Toy Traitor

Because Keven is in Florida, I found very little inspiration to stay up past 10:30 last night. I watched a recorded episode of "House," watched Hailey get booted off "Idol," finished replotting the first half of RWS, and suddenly found myself without purpose. Last summer, with Keven gone all the time, I developed a new rhythm for my evenings, mostly writing for hours at a time. But last night... nope.

The upshot of this early bedtime? My eyes popped open at 7am. Fully rested. Amazing! I'll have to try that again sometime.

Yesterday, I set about pretending that we will move from this apartment in the next two months, which is true. We live amongst clutter, and I needed to make a go of sorting the trash from the treasure. To that end, I put on a series of videos for the girls and occupied them with a book of stickers, all the while making their room surreptitiously off limits.

I remember when my mom would hit our rooms with determination and a giant plastic garbage sack. The horror!
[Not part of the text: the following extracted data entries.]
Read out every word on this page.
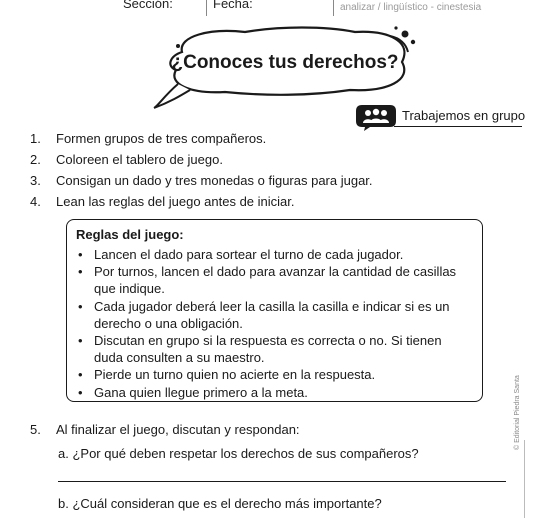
Sección:	Fecha:	analizar / lingüístico - cinestesia
¿Conoces tus derechos?
Trabajemos en grupo
1.	Formen grupos de tres compañeros.
2.	Coloreen el tablero de juego.
3.	Consigan un dado y tres monedas o figuras para jugar.
4.	Lean las reglas del juego antes de iniciar.
Reglas del juego:
• Lancen el dado para sortear el turno de cada jugador.
• Por turnos, lancen el dado para avanzar la cantidad de casillas que indique.
• Cada jugador deberá leer la casilla la casilla e indicar si es un derecho o una obligación.
• Discutan en grupo si la respuesta es correcta o no. Si tienen duda consulten a su maestro.
• Pierde un turno quien no acierte en la respuesta.
• Gana quien llegue primero a la meta.
5. Al finalizar el juego, discutan y respondan:
a. ¿Por qué deben respetar los derechos de sus compañeros?
b. ¿Cuál consideran que es el derecho más importante?
© Editorial Piedra Santa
Every toy she sorted for a garage sale or tossed away suddenly became the best toy in the whole entire known world. That I remember any of this means she either a) got sloppy with her distractions or b) thought we were old enough to handle a culling in plain sight. Not so!

Now the turn is mine. I have become a toy traitor, a grown-up with no regard for the inner lives of the toys I mercilessly judge. I kept thinking about the mom in Toy Story II who inadvertently sets the whole plot in motion by taking toys out to the garage sale. Tom Hanks' character, Woody, stages a rescue.

Alas, there would be no rescue for these poor guys. I quickly shuffled out the door, just me and three opaque white garbage bags heading for the dumpster. Nothing to see here! I stashed another two bags of toys in my closet, awaiting a moment when I can take them down to storage -- probably tonight, once the girls are asleep. I feel covert and secretive, like an Area 51 operation.

I also discovered at least two bags of clothes good enough to resell and another three for Goodwill. I would have saved those for friends of mine, but they're all busy making baby boys. You will not need our outgrown tutus, most likely.

So after sorting and cleaning and organizing, I found a ton of square footage in the closet. Figuring that the girls would notice some of the missing items, I changed the locations of their various boxes and storage containers. The mix up should confuse them enough to surmount the next few days, when the probability of discovering my shady deeds will be highest. I also hung new posters on the walls, which has received far more notice than the suspicious spaces in the closets.